Se me olvidó decir que al dueño se le estropeó por un golpe, se le cayó y no volvió a funcionar. A lo mejor sirve de ayuda el dato. 
Saludos.



Este es el inyector, jejeje. Gracias a tí lo tengo.


----------



## tiago (Mar 12, 2013)

Eso es un cristal. Olvídalo. Lo de al lado mas bien parece un condensador de ajuste, mejor no lo muevas.

Tienes que usar el inyector de una forma coherente y comenzar a tocar con él en la misma pata de salida de audio del micro, seguir las pistas que deriven de ella y colocar el inyector en ambos lados de los componentes que te vayas encontrando hasta que alguno sólo pite por un lado (A éste le pasas la lupa). Fijate que es un circuito a dos caras y el audio puede ir tanto por la superior como por la inferior.

Si ha sido por golpe, busca pequeñas fracturas en componentes y PCB, usa una lupa y buena luz. probablemete también puede ser una soldadura que ha saltado, revisa las soldaduras de los componentes aledaños al micro con la lupa, sobre todo los que no estén pegados a la placa, y que por la inercia del golpe exista la posibilidad de que se haya fracturado la soldadura a la altura de su unión con la pista.

Saludos.


----------



## miguelus (Mar 12, 2013)

Buenas tades eumelvi

Ese componente es un Cristal de Cuarzo, es razonable que no "pite"
Tienes que buscar siguiendo la señal de Micrófono y seguir hacia adelante

El "Aparato" que te has fafricado da mucha señal para ese propósito, sería conveniente que la atenuaras por medio de un Potenciómetro.

Intenta localizar el Oscildor Local de TX y componentes asociados, estarán dentro de esos blindajes que se ven en las fotos.
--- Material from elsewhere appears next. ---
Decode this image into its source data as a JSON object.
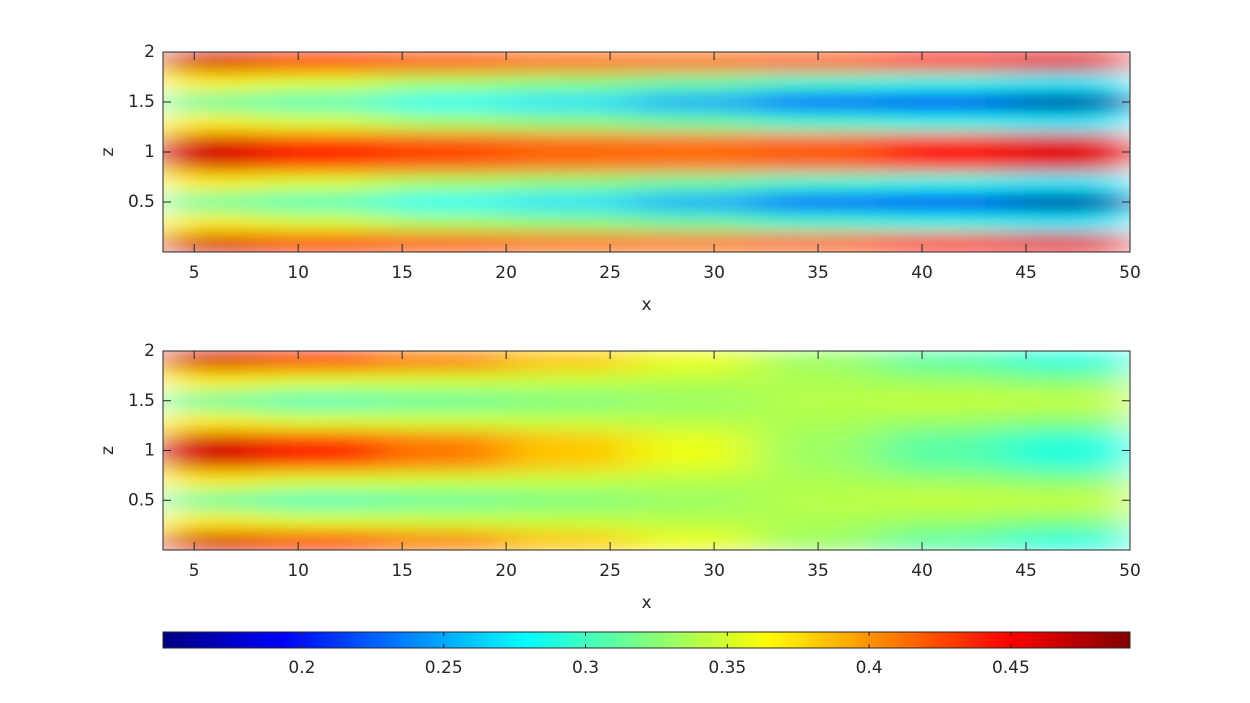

Si no tienes esquemas y además desconoces los principios básicos del funcionamiento de este tipo de equipos, te resultará muy complicado su reparación.

Suerte en tu desafio.

Sal U2


----------



## tiago (Mar 12, 2013)

Hola de nuevo.
@miguelus tiene razón. Los inyectores de señal de 1 Khz generan muchos armónicos, ésto es una ventaja y un inconveniente. Debes distinguir el "camino" que tienes que seguir con el tracer.
Creo que es cuestión de un poco de paciencia.

Saludos.


----------



## eumelvi (Mar 12, 2013)

Ya está arreglado!! . Gracias por tu inestimable ayuda tiago, y por las pistas que me has dado. Resultó ser una minúscula resistencia SMD que no estaba bien soldada. Me ha costado horrores verla, me duelen los ojos de mirar tras la lupa. A simple vista parecía estar bien, la jodía. La he dado un punto de estaño y tachán!! , ha funcionado.
Gracias a tí también miguelus por participar. Menos mal que no tengo que desoldar la chapa del blindaje, miedo me daba. 
Además de la satisfacción de arreglar el aparato ahora tengo un inyector de señales, todo son ganancias.
Otra vez gracias.
Saludos.


----------



## tiago (Mar 12, 2013)

eumelvi dijo:


> Ya está arreglado!! . Gracias por tu inestimable ayuda tiago, y por las pistas que me has dado. Resultó ser una minúscula resistencia SMD que no estaba bien soldada ...
> Saludos.



Es lo que tienen los golpes. Me alegro de que lo hayas reparado.

Saludos.


----------